A dívida líquida atingia R$ 15,6 bilhões e representava 5,69 vezes o Ebitda ajustado do segundo trimestre de 2018. Os preços da soja e do milho tinham disparado 18% e 29%, respectivamente.
Não bastasse isso, a companhia sofria o impacto de duas operações policiais (a Carne Fraca e a Trapaça), que afetavam a credibilidade da BRF.
Os mercados internacionais, por conta da operação Trapaça, foram fechados. A empresa viu suas exportações para a Europa caírem de R$ 3,5 bilhões, em 2017, para R$ 1,2 bilhão, em 2018.
A greve dos caminhoneiros, em maio de 2018, fez ainda com que os estoques da BRF ficassem quatro vezes maiores do que o nível considerado ideal. E os conselheiros viviam em pé de guerra.

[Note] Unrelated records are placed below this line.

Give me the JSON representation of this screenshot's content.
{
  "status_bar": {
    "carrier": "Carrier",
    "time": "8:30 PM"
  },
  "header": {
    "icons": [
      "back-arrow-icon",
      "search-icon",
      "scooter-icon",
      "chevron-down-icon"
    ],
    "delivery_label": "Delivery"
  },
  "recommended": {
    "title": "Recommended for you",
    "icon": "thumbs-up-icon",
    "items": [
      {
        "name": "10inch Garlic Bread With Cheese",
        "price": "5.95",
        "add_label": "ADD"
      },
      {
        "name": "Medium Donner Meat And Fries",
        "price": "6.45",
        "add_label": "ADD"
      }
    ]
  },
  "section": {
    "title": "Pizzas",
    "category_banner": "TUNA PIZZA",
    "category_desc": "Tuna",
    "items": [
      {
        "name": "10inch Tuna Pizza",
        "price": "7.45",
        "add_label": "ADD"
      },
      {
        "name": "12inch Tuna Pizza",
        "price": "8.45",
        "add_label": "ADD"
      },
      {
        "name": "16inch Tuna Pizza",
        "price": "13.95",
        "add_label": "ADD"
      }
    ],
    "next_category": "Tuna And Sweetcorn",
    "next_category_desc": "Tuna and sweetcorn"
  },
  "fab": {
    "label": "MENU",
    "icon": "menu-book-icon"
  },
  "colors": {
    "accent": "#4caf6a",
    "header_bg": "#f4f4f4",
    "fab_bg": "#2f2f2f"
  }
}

Parente, que já havia enfrentado a crise do apagão durante o governo Fernando Henrique Cardoso, em 2001, e foi presidente da Petrobras de maio de 2016 a junho de 2018, sabia que a tarefa de recuperação da BRF não seria fácil.
Parente disse que poderá antecipar a proposta de redução da dívida da companhia para o patamar de 3,65 vezes o Ebitda
Mas o que ele não contava era que a China poderia dar um empurrão para acelerar o resgate da dona das marcas Sadia e Perdigão. Nesta terça-feira, 30 de julho, Parente fez uma reflexão sobre sua gestão à frente da BRF, durante o Agrotools Future 2019, seminário promovido pela Agrotools, em São Paulo.
Efeito China
Atribuir os primeiros sinais de recuperação da BRF à peste suína na China parece que não houve planejamento e que a melhora foi apenas um evento de sorte.
Por trás da sorte, houve muito trabalho. Desde que chegou à empresa, Parente iniciou um plano resgatar a companhia.
O primeiro item era retomar a unidade de food service que havia sido descontinuada. Depois, Parente queria consolidar e ampliar a liderança na Oriente Médio, com a comida halal, onde a BRF tinha uma participação de mercado de quase 40%. O plano de Parente previa ainda que a alavancagem financeira cairia para 3,65 vezes em 2019.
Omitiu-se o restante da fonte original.